La tumba, la bachata et le merengue sont des styles musicaux originaires de la République dominicaine. Le carnaval en République Dominicaine a encore des caractères d'originalité.

Le baseball est un sport populaire. La République dominicaine fournit, devant le Japon, le plus grand nombre de joueurs étrangers au championnat professionnel de baseball de la Ligue majeure de Base-ball aux États-Unis.

Fête nationale : 27 février

La canne à sucre, avec la distallation du rhum, et le tabac font aussi partie de la culture dominicaine. Plus de 50% du tabac en République dominicaine est produit à Villa Gonzalez, petite commune d'environ 30 000 habitants (2002) située dans la Cibao, qui représente de ce fait la capitale du tabac dominicain.

De nombreux Dominicains sont descendants d'esclaves africains, ce qui est parfois vécu comme une honte. Les disparités de richesse sont très fortes et les blancs sont de loin les plus riches tandis que les noirs et les métis occupent généralement le bas de l'échelle sociale ; le racisme est donc économique et social. Difficile toutefois de trouver des Dominicains descendant exclusivement de colons ou d'esclaves, le métissage a été très important.

 

 


Histoire

Parvenu au pouvoir le 23 février 1930 suite à un coup d'État, le despote Rafael Leónidas Trujillo Molina régna sans partage jusqu'à son décès. Il changea le nom de la capitale du pays (Saint-Domingue) en Ciudad Trujillo, s'appropria au bénéfice de lui-même et sa famille la majeure partie des terres arables. Son régime fut marqué par la répression, l'usage de la torture et le meurtre politique. En 1937, il ordonna le massacre de 15.000 Haïtiens. Dès août 1960, l'Organisation des États américains (OEA) imposa des sanctions diplomatiques à son encontre estimant qu'il était complice dans la tentative d'assassinat du président vénézuélien Rómulo Betancourt. Le 3 août 1960, Joaquín Balaguer Ricardo, qui depuis 1935 avait été à divers titres au service du régime Trujillo, devint « président constitutionnel » fantoche au service de Trujillo. Au bénéfice de sa position au sein de l'appareil d'État, il réussit à prendre le pouvoir à la suite de l'assassinat le 30 mai 1961 de Trujillo (La Fiesta del chivo). Il fut néanmoins rapidement renversé.

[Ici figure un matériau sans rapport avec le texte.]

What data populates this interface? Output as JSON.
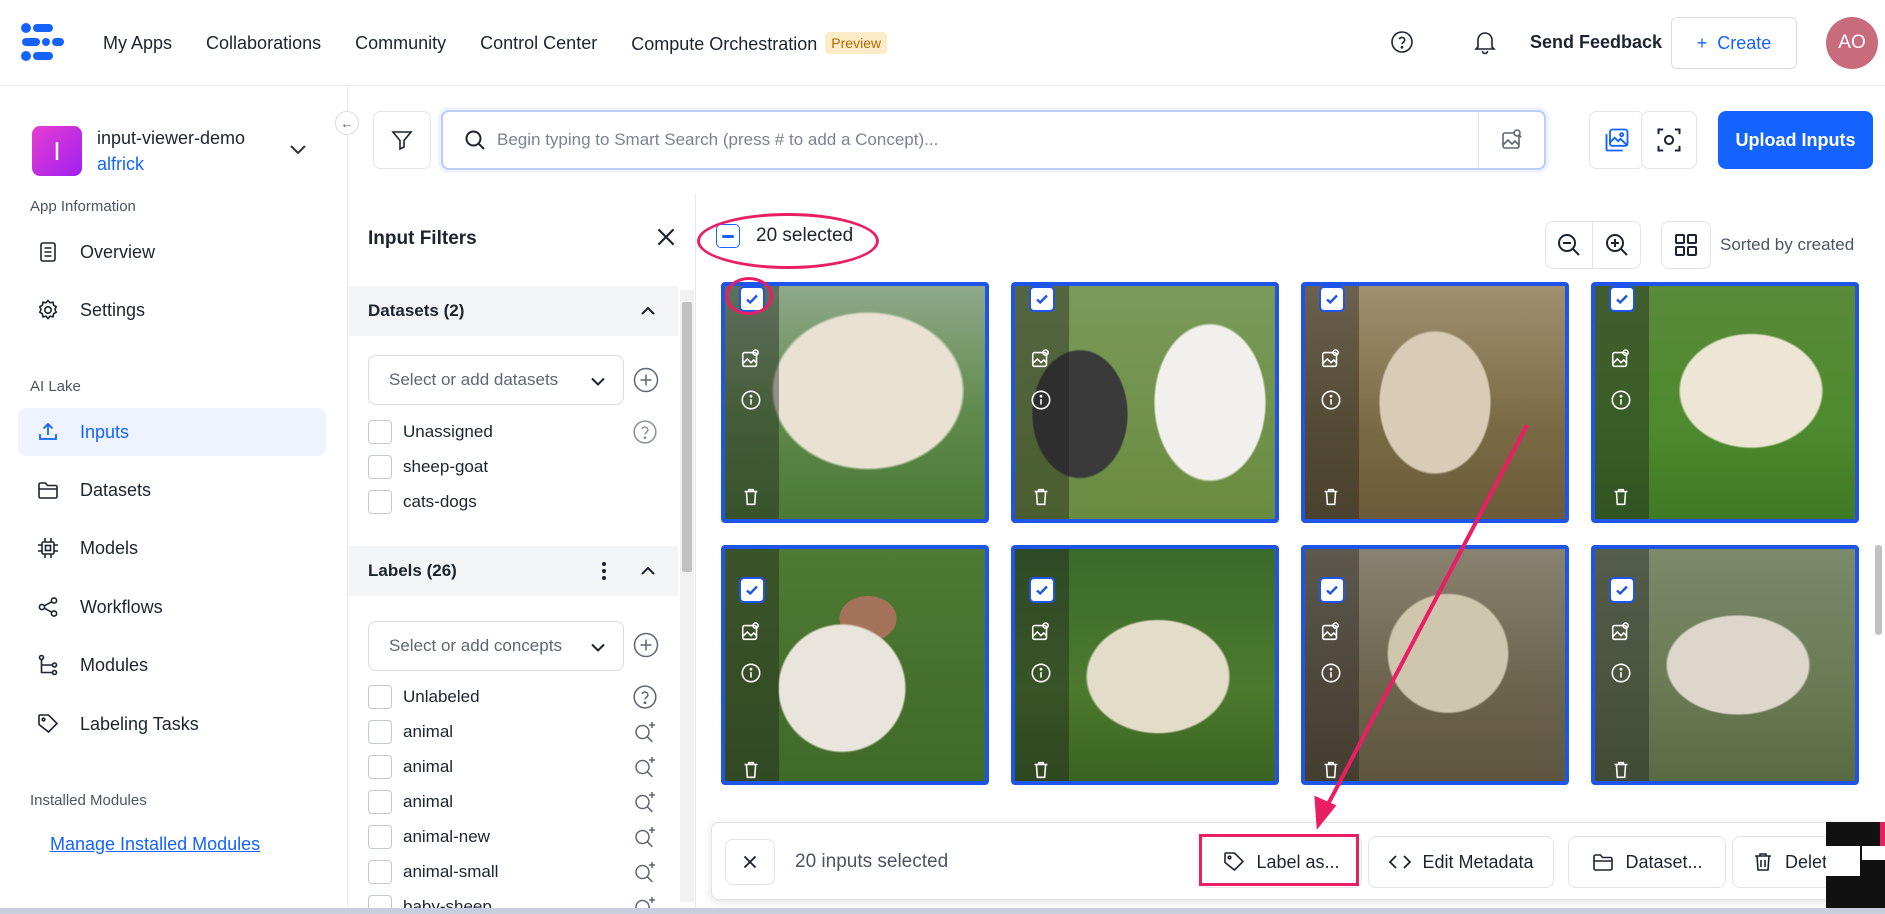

La première élection libre depuis près de quarante ans porta au pouvoir Juan Bosch, chef du Parti révolutionnaire dominicain (PRD). Celui-ci fut à son tour renversé par un coup d'État militaire. Très rapidement la situation devint confuse, confusion qui se solda par une occupation en avril 1965 des forces armées des États-Unis. Cette confusion est usuellement mise en relation avec le fait que Bosch était perçu comme procastriste.

Balaguer remporta les élections de juin 1966 et fut, aux termes d'élections fortement influencées par la violence politique d'État au service d'une dictature, réélu en 1970 et en 1974.

En 1978 Silvestre Antonio Guzmán Fernández, candidat du Parti révolutionnaire dominicain (PRD), fut élu. Il laissa la place en 1982 à Salvador Jorge Blanco, également membre du PRD.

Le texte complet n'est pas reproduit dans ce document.